Value Engineering KO's Gas

According to Baylie, the HVAC system was originally designed with a hot water system for heating, which would’ve included flexible watertube, natural gas-fired boilers in the basement. However, an all electric heating system won out in an early value engineering exercise that included input from Dallas ISD and several potential general contractors and subcontractors.

The system was designed with three air cooled rotary screw chillers (three Trane units, two 350-ton and one 185-ton) serving the cooling system. Provided with hot gas bypass, these chillers can be staged to provide a high degree of capacity matching with a minimum of five full stages and part-load unloading within those stages. They are manifolded with a primary pumping station, which provides pumping redundancy. There are four primary pumps, two at 350 gpm and two at 700 gpm. “This size configuration provides additional redundancy with two smaller pumps able to be staged to replace one of the larger pumps,” Baylie said.

The chilled water system serving the air handlers is a single large secondary loop with three 900-gpm vertical split case pumps with VFDs for capacity control and energy efficient chilled water delivery.

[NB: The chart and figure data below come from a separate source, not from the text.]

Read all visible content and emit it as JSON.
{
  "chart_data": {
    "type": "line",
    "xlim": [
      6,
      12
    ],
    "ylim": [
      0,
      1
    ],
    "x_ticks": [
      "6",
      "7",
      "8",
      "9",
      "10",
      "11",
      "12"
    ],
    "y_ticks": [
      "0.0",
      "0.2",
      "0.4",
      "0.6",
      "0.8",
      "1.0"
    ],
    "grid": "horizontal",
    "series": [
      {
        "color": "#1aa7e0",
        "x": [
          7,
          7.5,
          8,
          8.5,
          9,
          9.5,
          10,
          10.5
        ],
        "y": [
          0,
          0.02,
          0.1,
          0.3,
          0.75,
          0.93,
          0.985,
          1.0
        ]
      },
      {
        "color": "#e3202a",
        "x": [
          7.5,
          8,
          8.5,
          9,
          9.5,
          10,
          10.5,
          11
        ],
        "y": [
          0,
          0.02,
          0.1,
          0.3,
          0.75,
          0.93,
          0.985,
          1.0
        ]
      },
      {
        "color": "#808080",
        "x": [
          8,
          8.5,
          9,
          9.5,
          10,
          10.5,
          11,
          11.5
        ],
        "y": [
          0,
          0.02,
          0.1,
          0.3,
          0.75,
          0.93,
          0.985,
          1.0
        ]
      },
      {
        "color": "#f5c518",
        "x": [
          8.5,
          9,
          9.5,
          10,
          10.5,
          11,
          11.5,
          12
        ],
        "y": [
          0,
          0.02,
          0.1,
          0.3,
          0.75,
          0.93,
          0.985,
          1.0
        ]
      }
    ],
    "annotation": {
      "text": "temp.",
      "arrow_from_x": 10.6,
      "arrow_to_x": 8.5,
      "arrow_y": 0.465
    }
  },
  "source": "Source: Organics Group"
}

Since the facility has only three levels above grade and is adjacent to important public venues, high-rise residences, and high-quality offices, it was important to keep the roof “clean” – free of HVAC equipment as much as was practical. All of the air-handling equipment (manufactured by McQuay) except exhaust is located in the basement. Baylie explained that it was necessary with the limited overhead space in the basement to select air-handling equipment that could be produced with shorter profiles. The AHUs were selected with plug-style fans for supply and return to keep units and associated ductwork profiles exceptionally compact while maintaining quiet and energy-efficient performance.

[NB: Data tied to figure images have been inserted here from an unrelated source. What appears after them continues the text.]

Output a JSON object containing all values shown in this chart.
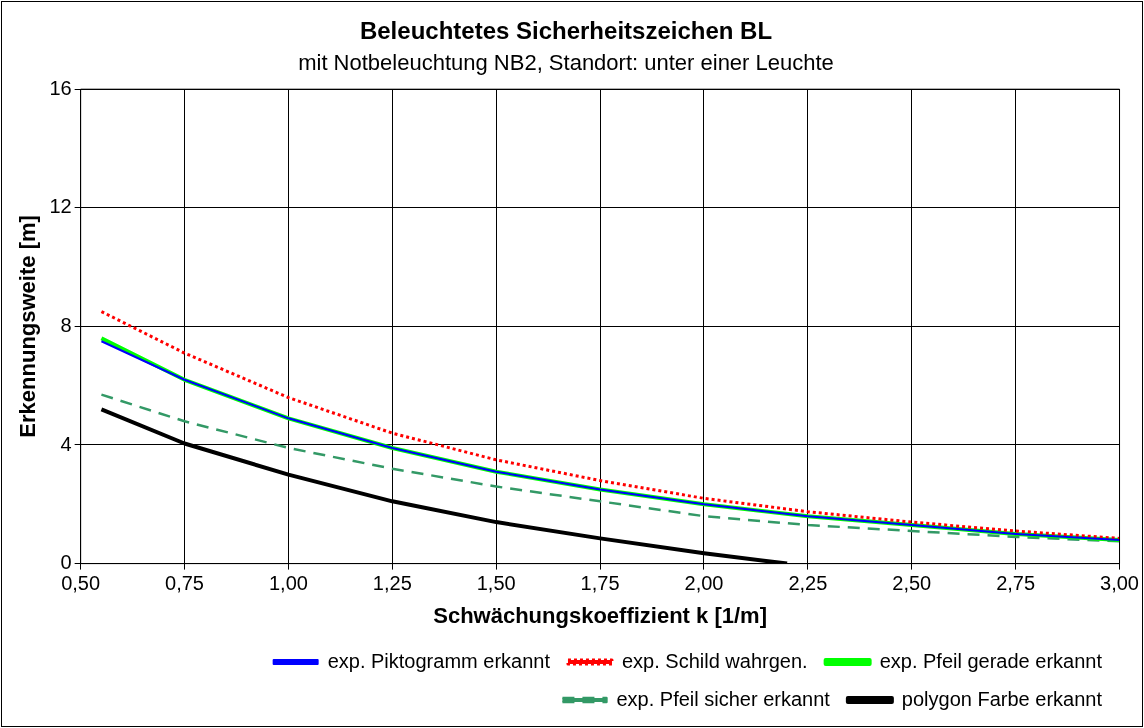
{
  "chart_data": {
    "type": "line",
    "title": "Beleuchtetes Sicherheitszeichen BL",
    "subtitle": "mit Notbeleuchtung NB2, Standort: unter einer Leuchte",
    "xlabel": "Schwächungskoeffizient k [1/m]",
    "ylabel": "Erkennungsweite [m]",
    "x": [
      0.55,
      0.75,
      1.0,
      1.25,
      1.5,
      1.75,
      2.0,
      2.25,
      2.5,
      2.75,
      3.0
    ],
    "series": [
      {
        "name": "exp. Schild wahrgen.",
        "color": "#ff0000",
        "line_style": "dotted",
        "values": [
          8.5,
          7.1,
          5.6,
          4.4,
          3.5,
          2.8,
          2.2,
          1.75,
          1.4,
          1.1,
          0.85
        ]
      },
      {
        "name": "exp. Pfeil gerade erkannt",
        "color": "#00ff00",
        "line_style": "solid",
        "values": [
          7.6,
          6.2,
          4.9,
          3.9,
          3.1,
          2.5,
          2.0,
          1.6,
          1.3,
          1.0,
          0.8
        ]
      },
      {
        "name": "exp. Piktogramm erkannt",
        "color": "#0000ff",
        "line_style": "solid",
        "values": [
          7.5,
          6.2,
          4.9,
          3.9,
          3.1,
          2.5,
          2.0,
          1.6,
          1.3,
          1.0,
          0.8
        ]
      },
      {
        "name": "exp. Pfeil sicher erkannt",
        "color": "#339966",
        "line_style": "dashed",
        "values": [
          5.7,
          4.8,
          3.9,
          3.2,
          2.6,
          2.1,
          1.6,
          1.3,
          1.1,
          0.9,
          0.75
        ]
      },
      {
        "name": "polygon Farbe erkannt",
        "color": "#000000",
        "line_style": "solid",
        "x": [
          0.55,
          0.75,
          1.0,
          1.25,
          1.5,
          1.75,
          2.0,
          2.2
        ],
        "values": [
          5.2,
          4.05,
          3.0,
          2.1,
          1.4,
          0.85,
          0.35,
          0.0
        ]
      }
    ],
    "xlim": [
      0.5,
      3.0
    ],
    "xticks": [
      {
        "value": 0.5,
        "label": "0,50"
      },
      {
        "value": 0.75,
        "label": "0,75"
      },
      {
        "value": 1.0,
        "label": "1,00"
      },
      {
        "value": 1.25,
        "label": "1,25"
      },
      {
        "value": 1.5,
        "label": "1,50"
      },
      {
        "value": 1.75,
        "label": "1,75"
      },
      {
        "value": 2.0,
        "label": "2,00"
      },
      {
        "value": 2.25,
        "label": "2,25"
      },
      {
        "value": 2.5,
        "label": "2,50"
      },
      {
        "value": 2.75,
        "label": "2,75"
      },
      {
        "value": 3.0,
        "label": "3,00"
      }
    ],
    "ylim": [
      0,
      16
    ],
    "yticks": [
      0,
      4,
      8,
      12,
      16
    ],
    "grid": true,
    "legend": "bottom",
    "marker": "none"
  }
}
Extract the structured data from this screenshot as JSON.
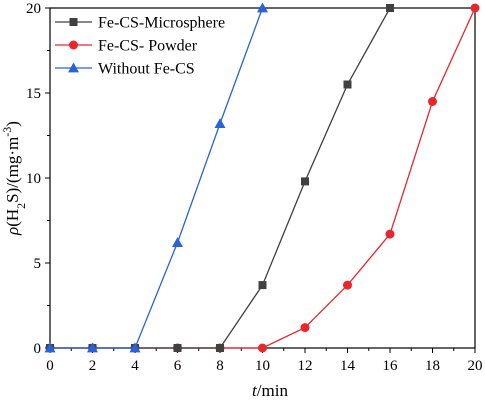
{
  "chart_data": {
    "type": "line",
    "xlabel": "t/min",
    "ylabel": "ρ(H2S)/(mg·m-3)",
    "xlim": [
      0,
      20
    ],
    "ylim": [
      0,
      20
    ],
    "xticks": [
      0,
      2,
      4,
      6,
      8,
      10,
      12,
      14,
      16,
      18,
      20
    ],
    "yticks": [
      0,
      5,
      10,
      15,
      20
    ],
    "legend_position": "top-left",
    "series": [
      {
        "name": "Fe-CS-Microsphere",
        "color": "#404040",
        "marker": "square",
        "x": [
          0,
          2,
          4,
          6,
          8,
          10,
          12,
          14,
          16
        ],
        "y": [
          0,
          0,
          0,
          0,
          0,
          3.7,
          9.8,
          15.5,
          20
        ]
      },
      {
        "name": "Fe-CS- Powder",
        "color": "#e8262d",
        "marker": "circle",
        "x": [
          0,
          2,
          4,
          6,
          8,
          10,
          12,
          14,
          16,
          18,
          20
        ],
        "y": [
          0,
          0,
          0,
          0,
          0,
          0,
          1.2,
          3.7,
          6.7,
          14.5,
          20
        ]
      },
      {
        "name": "Without Fe-CS",
        "color": "#2a63d6",
        "marker": "triangle",
        "x": [
          0,
          2,
          4,
          6,
          8,
          10
        ],
        "y": [
          0,
          0,
          0,
          6.2,
          13.2,
          20
        ]
      }
    ]
  }
}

This 3-D rendering of a clerestory in the building conveys the open air feeling the designers sought (Image courtesy of Allied Works Architecture).

Facilitating Four-Way Communication

The school was also to be an area to cultivate an exchange of ideas between different forms of expression. Its common areas were designed to be open both vertically and horizontally. An “L”-shaped atrium of between three and four stories was created in the center of the building and required an engineered smoke control system, which Baylie called a “special challenge.”

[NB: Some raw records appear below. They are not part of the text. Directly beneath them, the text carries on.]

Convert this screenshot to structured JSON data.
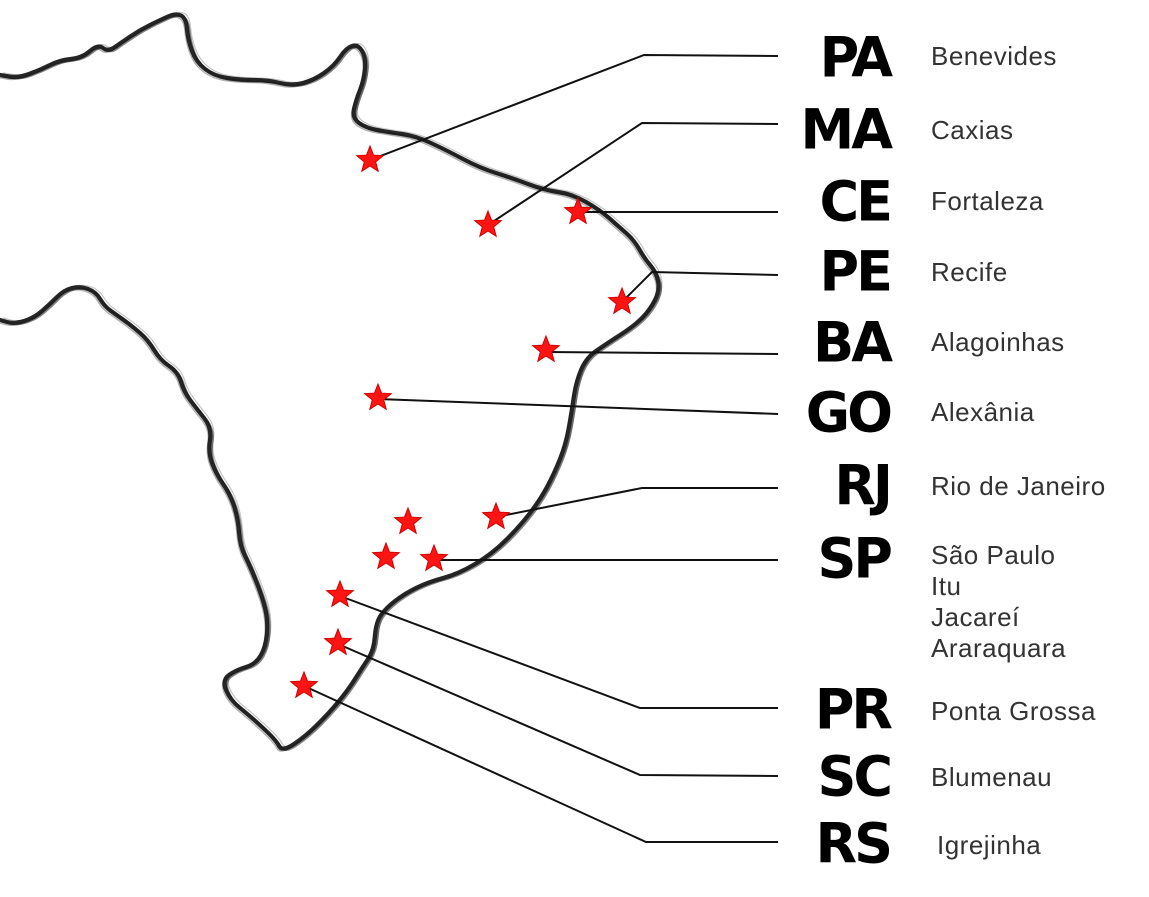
{
  "colors": {
    "outline": "#1a1a1a",
    "star": "#ff1414",
    "leader": "#111111",
    "city_text": "#333333",
    "code_text": "#000000"
  },
  "markers": [
    {
      "state": "PA",
      "cities": [
        "Benevides"
      ]
    },
    {
      "state": "MA",
      "cities": [
        "Caxias"
      ]
    },
    {
      "state": "CE",
      "cities": [
        "Fortaleza"
      ]
    },
    {
      "state": "PE",
      "cities": [
        "Recife"
      ]
    },
    {
      "state": "BA",
      "cities": [
        "Alagoinhas"
      ]
    },
    {
      "state": "GO",
      "cities": [
        "Alexânia"
      ]
    },
    {
      "state": "RJ",
      "cities": [
        "Rio de Janeiro"
      ]
    },
    {
      "state": "SP",
      "cities": [
        "São Paulo",
        "Itu",
        "Jacareí",
        "Araraquara"
      ]
    },
    {
      "state": "PR",
      "cities": [
        "Ponta Grossa"
      ]
    },
    {
      "state": "SC",
      "cities": [
        "Blumenau"
      ]
    },
    {
      "state": "RS",
      "cities": [
        "Igrejinha"
      ]
    }
  ]
}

The space configuration was determined to be too complex for the simplified calculations to determine the proper system characteristics, she added. “We brought in a specialist sub-consultant to produce a 3-D CFD model of the smoke development to use to validate the design for the local fire department and code authority. Use of the model was integral in developing some architectural solutions that reduced the size of the installed equipment while enhancing the performance of the system.”

While the building isn’t expected to be completed until November 2007, the students and staff are eager to get into the new facility that’s been designed to optimize performance and comfort in this thriving section of Dallas.